Whilst it is only with erotic love that he is associated,
there are various interpretations according to whether love
is seen as tragic, comic, desirable, fearful, frivolous, and
so on. He is usually represented as a bright or purple winged
infant with bow and quiver, but is also shown as a warrior hero
with helmet and spear. Hesiod presents Eros as existing since
the beginning of time, born with or out of Chaos. Cupid may be
blind or invisible, reflecting the nature of the passion. His
golden arrows are of love; his leaden ones are of disdain. He
may be by himself or with Venus/Aphrodite. Eros becomes Erotes -
Cupids, the Loves - diminutive versions of himself, usually seen
accompanying a person rather than as protagonists.
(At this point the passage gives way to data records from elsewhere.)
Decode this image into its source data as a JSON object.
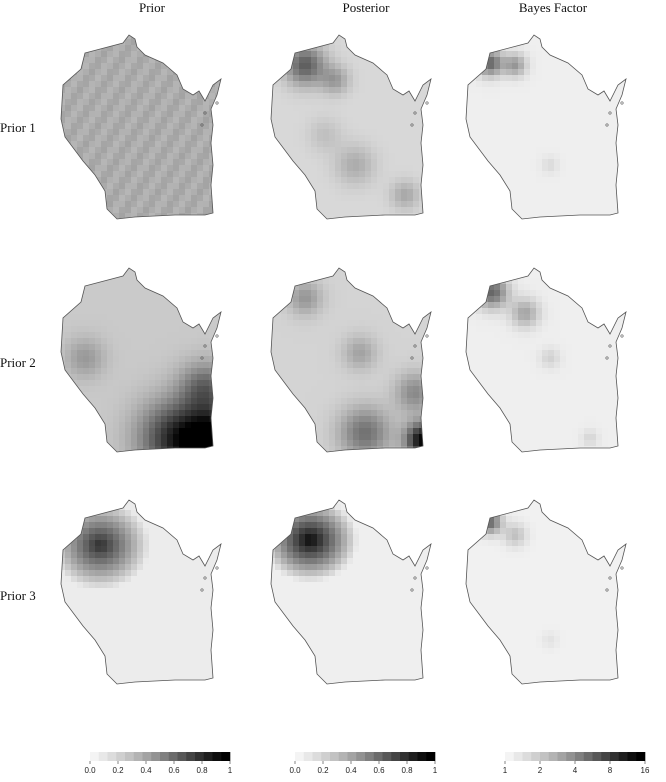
{
  "columns": {
    "prior": "Prior",
    "posterior": "Posterior",
    "bayes": "Bayes Factor"
  },
  "rows": {
    "r1": "Prior 1",
    "r2": "Prior 2",
    "r3": "Prior 3"
  },
  "legends": {
    "prob": {
      "steps": [
        "#f4f4f4",
        "#e8e8e8",
        "#dcdcdc",
        "#cfcfcf",
        "#c2c2c2",
        "#b3b3b3",
        "#a3a3a3",
        "#929292",
        "#808080",
        "#6c6c6c",
        "#585858",
        "#444444",
        "#313131",
        "#1f1f1f",
        "#0e0e0e",
        "#000000"
      ],
      "ticks": [
        "0.0",
        "0.2",
        "0.4",
        "0.6",
        "0.8",
        "1"
      ]
    },
    "bf": {
      "steps": [
        "#f4f4f4",
        "#e8e8e8",
        "#dcdcdc",
        "#cfcfcf",
        "#c2c2c2",
        "#b3b3b3",
        "#a3a3a3",
        "#929292",
        "#808080",
        "#6c6c6c",
        "#585858",
        "#444444",
        "#313131",
        "#1f1f1f",
        "#0e0e0e",
        "#000000"
      ],
      "ticks": [
        "1",
        "2",
        "4",
        "8",
        "16"
      ]
    }
  },
  "colors": {
    "outline": "#555555",
    "background": "#ffffff"
  }
}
In the publication of The First Booke of Balletts to Five Voyces
(1595), Morley intimates as much in his dedication to Sir Robert
Cecil (Fellowes/Dart-THE ENGLISH MADRIGALISTS, VOL 4, Stainer &
Bell, 1965):

ŠLo here uppon I have presumed to make offer to the same of these
simple Compositions of mine! Imitating (Right Honorable) in this,
the custome of that olde world, who wanting incense to offer up
to their Godds, made shift in steade thereof to honour them with
Milke. Or those who beeing not able to present a torch unto the hlier
Altars; in signe of their devotion, did light up a little candle,
and gave up the same. In which notwithstanding did shine more their
cleerly the affection of the giver then (sic) the worth or value
of the guift it self. Etc.

Perhaps others on the choralist might have a differing interpretation.